International Migrants Day celebrations come to East London
Coverage of the refugee crisis may have waned but one East London gallery is celebrating and exploring the rich topic of migration in a one-off evening.
The Whitechapel Gallery will bring together film, music and photography on 17 December, the eve of the United Nation’s International Migrants Day.
Headlining the event is a screening of In This World, Michael Winterbottom’s feature film about two Afghan cousins from a refugee camp in Pakistan who make the perilous journey to England, via Iran, Turkey and Italy.
The Bafta Award-winning film was released in 2002. But its themes resonate strongly today in the depths of the migrant crisis, says the screenwriter Tony Grisoni, who will introduce the film on the night.
“We are in the midst of the largest refugee crisis since World War II,” Mr Grisoni told the Hackney Citizen.

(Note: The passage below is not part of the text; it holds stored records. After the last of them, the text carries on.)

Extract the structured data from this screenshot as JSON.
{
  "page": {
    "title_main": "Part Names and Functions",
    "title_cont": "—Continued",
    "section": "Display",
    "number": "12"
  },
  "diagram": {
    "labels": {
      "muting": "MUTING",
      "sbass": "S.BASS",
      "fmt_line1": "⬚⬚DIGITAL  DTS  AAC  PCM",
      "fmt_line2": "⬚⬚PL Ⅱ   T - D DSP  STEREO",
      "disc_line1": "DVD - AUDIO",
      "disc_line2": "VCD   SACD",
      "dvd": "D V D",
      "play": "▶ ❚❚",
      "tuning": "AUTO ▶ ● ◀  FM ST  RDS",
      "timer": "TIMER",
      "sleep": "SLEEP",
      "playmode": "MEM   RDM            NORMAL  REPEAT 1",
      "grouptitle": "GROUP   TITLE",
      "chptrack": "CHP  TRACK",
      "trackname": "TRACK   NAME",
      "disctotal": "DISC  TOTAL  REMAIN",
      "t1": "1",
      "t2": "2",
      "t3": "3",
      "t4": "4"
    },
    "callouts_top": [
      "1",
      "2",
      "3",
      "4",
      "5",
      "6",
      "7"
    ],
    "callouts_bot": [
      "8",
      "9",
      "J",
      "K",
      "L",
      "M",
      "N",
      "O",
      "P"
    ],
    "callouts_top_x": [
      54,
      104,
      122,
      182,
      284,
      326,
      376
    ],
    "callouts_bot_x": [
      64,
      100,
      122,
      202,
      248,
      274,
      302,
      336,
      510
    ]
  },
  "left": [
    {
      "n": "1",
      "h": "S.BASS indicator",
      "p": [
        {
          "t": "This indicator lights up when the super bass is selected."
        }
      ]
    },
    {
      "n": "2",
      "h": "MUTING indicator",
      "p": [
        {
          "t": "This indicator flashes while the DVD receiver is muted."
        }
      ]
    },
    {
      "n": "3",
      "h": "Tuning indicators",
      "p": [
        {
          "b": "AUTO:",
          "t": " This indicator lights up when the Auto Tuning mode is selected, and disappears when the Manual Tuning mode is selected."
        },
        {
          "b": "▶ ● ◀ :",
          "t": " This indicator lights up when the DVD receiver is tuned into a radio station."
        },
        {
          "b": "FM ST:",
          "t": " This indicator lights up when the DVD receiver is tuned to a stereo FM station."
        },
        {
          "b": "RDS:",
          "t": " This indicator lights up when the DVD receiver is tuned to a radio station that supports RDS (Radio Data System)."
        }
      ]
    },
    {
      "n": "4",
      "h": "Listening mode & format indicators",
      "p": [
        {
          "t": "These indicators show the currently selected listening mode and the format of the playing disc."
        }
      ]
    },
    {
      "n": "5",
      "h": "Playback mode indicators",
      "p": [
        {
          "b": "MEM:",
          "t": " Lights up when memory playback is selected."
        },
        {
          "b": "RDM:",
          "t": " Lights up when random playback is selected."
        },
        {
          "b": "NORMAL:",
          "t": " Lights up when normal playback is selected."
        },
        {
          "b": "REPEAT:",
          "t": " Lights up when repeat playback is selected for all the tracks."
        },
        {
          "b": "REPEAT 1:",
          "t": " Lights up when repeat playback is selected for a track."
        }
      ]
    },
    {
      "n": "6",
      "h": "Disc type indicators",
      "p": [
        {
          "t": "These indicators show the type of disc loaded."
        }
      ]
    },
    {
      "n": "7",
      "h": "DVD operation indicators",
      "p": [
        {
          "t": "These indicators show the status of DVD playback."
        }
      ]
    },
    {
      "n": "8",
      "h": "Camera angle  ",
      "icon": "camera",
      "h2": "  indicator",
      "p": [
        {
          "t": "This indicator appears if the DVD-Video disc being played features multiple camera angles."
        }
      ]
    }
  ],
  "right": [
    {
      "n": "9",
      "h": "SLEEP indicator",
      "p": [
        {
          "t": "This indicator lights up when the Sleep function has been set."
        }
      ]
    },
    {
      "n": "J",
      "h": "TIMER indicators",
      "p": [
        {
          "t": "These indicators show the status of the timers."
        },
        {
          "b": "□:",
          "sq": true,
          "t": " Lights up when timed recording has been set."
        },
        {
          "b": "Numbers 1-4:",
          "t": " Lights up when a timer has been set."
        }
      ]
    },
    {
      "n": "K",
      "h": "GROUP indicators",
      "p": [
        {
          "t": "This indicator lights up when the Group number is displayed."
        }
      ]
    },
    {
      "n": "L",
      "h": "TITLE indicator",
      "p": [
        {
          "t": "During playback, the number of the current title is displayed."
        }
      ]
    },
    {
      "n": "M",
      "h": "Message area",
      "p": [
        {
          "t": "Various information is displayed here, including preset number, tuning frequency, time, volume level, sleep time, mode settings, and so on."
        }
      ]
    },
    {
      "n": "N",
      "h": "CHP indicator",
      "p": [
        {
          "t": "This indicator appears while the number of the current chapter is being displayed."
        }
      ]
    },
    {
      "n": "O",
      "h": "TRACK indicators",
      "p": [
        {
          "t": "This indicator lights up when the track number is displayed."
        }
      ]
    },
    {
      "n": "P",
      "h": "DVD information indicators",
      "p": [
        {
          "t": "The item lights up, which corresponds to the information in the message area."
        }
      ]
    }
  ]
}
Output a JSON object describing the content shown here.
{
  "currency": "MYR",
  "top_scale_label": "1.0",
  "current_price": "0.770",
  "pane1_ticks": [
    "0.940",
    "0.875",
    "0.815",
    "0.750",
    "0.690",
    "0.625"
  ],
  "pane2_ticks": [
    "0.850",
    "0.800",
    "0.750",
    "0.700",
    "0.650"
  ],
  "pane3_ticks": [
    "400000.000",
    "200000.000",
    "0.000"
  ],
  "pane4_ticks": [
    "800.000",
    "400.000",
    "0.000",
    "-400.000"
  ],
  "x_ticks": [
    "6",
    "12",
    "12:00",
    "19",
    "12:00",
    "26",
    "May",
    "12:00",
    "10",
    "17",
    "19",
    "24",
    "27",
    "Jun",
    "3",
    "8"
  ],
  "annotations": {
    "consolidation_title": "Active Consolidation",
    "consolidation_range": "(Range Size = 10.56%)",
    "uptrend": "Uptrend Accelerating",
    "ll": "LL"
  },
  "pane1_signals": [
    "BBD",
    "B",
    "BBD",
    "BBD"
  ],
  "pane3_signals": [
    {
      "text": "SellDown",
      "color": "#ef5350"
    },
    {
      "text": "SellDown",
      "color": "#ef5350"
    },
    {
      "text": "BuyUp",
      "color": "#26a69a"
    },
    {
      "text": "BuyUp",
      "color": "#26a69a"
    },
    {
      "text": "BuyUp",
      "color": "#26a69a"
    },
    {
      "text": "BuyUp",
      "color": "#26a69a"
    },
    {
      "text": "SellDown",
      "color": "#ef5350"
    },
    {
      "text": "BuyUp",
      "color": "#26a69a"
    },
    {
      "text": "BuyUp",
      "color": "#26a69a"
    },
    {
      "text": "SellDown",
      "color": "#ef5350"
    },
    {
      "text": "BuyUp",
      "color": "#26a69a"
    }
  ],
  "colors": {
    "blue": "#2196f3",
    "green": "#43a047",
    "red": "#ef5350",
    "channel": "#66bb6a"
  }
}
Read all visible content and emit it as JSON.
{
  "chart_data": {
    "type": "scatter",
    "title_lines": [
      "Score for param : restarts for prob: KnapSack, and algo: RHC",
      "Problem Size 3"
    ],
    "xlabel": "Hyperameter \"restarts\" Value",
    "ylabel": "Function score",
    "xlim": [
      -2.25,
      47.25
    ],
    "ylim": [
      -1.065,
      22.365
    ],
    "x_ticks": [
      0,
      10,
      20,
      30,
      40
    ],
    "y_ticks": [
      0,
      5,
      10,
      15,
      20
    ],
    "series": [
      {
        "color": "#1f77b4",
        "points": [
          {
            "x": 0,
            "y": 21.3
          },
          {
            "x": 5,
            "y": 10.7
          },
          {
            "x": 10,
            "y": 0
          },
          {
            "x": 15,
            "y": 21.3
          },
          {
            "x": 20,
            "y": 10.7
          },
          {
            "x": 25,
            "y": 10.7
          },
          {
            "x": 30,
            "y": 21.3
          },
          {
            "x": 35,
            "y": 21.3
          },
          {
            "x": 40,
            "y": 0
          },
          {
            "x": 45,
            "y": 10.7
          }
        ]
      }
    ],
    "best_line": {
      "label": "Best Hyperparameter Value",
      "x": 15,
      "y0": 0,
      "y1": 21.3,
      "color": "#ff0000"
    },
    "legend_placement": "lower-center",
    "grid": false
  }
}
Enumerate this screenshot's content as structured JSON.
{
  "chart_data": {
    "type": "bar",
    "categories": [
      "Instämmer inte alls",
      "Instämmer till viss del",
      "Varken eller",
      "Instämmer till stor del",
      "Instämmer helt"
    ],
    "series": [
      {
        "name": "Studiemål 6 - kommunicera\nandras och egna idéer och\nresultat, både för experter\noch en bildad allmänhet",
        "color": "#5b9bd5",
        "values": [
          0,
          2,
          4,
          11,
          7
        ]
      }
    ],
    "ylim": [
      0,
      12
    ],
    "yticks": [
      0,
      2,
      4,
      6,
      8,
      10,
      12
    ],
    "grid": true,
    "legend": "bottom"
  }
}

“There is enormous ignorance about the situation – encouraged by careerist politicians and a right-wing media. We need more immigration not less.”
The award-winning screenwriter has lived in Hackney for almost 20 years. He was not able to film in the refugee camp where a section of the film is set. So he created his own camp and peopled it with members of the Kurdish community from Dalston.
The evening will be set to live music from the Trad Academy Sea Shanty Choir, a Hackney-based singing group and Woven Gold, which includes singers from Algeria, Burma, Chechnya, Iran, Kurdistan, Pakistan and many African countries, as well as professional UK musicians.
A series of migrant portraits taken this year will be presented by the photographer himself, Gideon Mendel. He is known for tackling critical issues in this work, including hunger, HIV, flooding and climate change.
International Migrants Day: In This World is at the Whitechapel Gallery on 17 December, 7pm.